Outdoor Flood Lights – What and What Not?

If you have decided to install outdoor flood lights in the areas of your house that are potentially vulnerable to burglars and miscreants, then congratulations – you have taken the right decision. These lights do tremendously improve your safety and security, although unless you are careful and sensible nothing can guarantee complete safety. Now that you are all set to install the lights, make sure that you know exactly what to do and how to make the best of the installation.

Where to install?

The first and foremost question that comes to one's mind is where to install the outdoor flood lights? The answer to this is simple. You would want to install these lights at all the places at your home that are relatively easy for anyone with bad intentions to exploit. So if you believe that your backyard is too dark, and breaking in through some rear door into your house is easy, then definitely install a flood light in your backyard. If the backyard is big, then install more than one light. Similarly, think of installing in your side garden, your mail entrance – in short, at all the places that are possibly candidates for being broken into. Maximize the focus inside your promises rather than setting the light's coverage radius broad and thus targeting areas that are outside your main focus.

When to turn on?

When is the best time to turn the lights on? The objective of these lights is to remove darkness. So you would want to turn the lights on in the evening once dusk starts to settle in. And you would want to keep the lights on till the morning – switch them off anytime after dawn. Make it a discipline to keep the lights switched on for whole nights – that way, you'll be protected even if you are not at home in the evening.
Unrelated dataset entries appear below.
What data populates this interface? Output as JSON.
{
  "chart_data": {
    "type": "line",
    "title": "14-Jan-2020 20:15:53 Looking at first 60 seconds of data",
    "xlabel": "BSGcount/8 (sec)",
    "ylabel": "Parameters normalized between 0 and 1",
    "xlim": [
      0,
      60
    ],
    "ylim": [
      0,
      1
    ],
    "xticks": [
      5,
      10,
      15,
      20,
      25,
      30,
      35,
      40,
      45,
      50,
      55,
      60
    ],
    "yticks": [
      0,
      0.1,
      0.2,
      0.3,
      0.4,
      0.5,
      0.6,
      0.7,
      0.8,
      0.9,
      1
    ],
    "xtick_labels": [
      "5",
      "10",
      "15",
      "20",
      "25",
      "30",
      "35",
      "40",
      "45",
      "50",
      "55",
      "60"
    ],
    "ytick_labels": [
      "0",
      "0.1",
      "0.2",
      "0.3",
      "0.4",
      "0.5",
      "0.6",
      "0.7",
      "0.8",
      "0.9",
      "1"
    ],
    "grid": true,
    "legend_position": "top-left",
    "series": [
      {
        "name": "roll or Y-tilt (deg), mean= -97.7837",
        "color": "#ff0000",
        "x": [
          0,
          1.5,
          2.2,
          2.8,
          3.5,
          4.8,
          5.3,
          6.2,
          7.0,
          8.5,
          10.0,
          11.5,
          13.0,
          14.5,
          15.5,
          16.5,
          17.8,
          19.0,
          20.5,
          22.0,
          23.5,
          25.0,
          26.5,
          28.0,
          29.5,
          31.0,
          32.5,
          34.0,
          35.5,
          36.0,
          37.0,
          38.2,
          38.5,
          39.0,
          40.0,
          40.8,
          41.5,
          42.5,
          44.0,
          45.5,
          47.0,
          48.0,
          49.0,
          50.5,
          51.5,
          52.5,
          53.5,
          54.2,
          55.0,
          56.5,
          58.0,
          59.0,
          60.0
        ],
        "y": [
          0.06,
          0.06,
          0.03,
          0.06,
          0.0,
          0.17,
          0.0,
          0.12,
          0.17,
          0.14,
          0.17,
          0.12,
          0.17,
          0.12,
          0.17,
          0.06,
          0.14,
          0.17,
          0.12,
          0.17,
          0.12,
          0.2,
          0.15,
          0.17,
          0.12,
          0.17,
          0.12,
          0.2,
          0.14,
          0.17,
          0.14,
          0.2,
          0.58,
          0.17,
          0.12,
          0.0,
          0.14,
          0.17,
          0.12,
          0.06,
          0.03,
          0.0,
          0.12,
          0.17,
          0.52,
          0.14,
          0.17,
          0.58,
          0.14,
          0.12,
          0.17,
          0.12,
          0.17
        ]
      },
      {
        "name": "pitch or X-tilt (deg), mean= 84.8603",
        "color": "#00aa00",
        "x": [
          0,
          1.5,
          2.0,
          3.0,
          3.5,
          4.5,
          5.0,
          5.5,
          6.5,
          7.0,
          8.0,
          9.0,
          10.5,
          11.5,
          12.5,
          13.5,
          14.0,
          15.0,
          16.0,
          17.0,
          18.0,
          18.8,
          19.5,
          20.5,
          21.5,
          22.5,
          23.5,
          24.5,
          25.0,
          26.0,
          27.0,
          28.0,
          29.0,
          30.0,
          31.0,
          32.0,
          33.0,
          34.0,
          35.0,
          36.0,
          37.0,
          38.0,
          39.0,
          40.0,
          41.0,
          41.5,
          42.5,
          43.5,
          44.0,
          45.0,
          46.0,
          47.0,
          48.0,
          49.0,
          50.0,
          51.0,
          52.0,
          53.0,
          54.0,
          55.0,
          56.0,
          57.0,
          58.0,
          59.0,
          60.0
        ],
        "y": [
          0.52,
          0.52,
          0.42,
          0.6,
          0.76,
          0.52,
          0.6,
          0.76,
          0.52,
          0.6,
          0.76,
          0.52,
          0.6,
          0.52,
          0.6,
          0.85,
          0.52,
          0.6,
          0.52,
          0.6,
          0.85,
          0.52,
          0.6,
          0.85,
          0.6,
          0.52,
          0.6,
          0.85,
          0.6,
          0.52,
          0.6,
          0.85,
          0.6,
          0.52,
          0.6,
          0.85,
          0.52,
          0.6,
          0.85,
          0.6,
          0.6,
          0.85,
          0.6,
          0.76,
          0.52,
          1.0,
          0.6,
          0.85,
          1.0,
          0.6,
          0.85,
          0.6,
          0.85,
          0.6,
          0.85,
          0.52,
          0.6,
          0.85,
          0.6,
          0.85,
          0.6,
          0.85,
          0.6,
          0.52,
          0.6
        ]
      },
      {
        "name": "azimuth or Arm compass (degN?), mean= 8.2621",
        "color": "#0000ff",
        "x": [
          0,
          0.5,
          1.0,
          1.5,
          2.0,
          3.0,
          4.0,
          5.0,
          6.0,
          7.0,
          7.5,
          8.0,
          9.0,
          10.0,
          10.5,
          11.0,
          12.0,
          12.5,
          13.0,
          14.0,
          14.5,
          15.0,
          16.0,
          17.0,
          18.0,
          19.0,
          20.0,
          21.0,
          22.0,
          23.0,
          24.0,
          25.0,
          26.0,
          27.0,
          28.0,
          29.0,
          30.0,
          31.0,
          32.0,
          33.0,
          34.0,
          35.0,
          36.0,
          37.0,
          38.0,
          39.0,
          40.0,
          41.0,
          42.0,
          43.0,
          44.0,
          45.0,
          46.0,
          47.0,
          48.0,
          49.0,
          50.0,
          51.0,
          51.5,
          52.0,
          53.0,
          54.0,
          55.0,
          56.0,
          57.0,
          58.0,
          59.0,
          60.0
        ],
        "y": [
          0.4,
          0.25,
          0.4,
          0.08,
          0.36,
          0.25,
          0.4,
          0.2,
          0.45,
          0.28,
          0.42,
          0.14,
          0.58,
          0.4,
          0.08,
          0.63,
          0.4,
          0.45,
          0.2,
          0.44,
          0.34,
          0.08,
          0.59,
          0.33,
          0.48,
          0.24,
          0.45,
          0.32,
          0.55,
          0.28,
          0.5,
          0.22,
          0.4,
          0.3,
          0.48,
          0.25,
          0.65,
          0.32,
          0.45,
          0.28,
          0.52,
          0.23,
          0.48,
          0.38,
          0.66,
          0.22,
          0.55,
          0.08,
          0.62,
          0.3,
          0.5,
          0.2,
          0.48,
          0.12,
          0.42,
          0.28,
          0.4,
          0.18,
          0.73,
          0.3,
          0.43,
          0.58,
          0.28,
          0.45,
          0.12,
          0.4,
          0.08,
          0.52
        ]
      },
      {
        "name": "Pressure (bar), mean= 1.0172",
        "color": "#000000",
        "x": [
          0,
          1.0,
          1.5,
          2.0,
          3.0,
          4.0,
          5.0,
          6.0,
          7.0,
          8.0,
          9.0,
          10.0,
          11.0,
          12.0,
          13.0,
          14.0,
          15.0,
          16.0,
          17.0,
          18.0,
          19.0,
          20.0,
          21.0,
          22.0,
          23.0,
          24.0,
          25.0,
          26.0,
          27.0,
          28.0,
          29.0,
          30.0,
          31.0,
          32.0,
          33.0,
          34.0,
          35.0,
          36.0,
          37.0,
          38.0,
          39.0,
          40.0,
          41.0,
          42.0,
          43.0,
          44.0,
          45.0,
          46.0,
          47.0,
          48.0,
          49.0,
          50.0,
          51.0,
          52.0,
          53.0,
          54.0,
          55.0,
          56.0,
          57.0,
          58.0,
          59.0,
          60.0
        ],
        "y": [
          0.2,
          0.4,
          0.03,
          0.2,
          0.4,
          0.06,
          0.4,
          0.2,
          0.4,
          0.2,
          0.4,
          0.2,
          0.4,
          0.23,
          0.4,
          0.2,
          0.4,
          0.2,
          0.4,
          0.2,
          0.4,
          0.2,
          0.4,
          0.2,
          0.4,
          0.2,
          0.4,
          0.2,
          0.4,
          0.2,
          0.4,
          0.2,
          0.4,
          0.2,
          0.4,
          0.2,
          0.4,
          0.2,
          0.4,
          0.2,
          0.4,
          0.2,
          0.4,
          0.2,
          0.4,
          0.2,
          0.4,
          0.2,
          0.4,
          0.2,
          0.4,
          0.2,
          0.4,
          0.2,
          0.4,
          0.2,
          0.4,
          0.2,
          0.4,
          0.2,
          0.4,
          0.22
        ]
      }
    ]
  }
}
Which outdoor flood lights would give the maximum mileage?

Now that you have probably installed more than one flood light, would it not eat into your power bill? Yes, it would. So saving some power helps, especially looking at the fact that the best discipline is to keep these lights switched on through the entire phase of darkness everyday. How cool would it be if you manage to run two outdoor flood lights at the expense of the equivalent of the power bill of one light? That is exactly what you can hope to do if you wisely select the light that you would install. There are number of modern power saving lights available today. These lights would accept the same line voltage, but would generate sufficient illumination at reduced wattage. Since the wattage of the power line is what ultimately determines the power bills, you would be much better off with these specialized outdoor flood lights.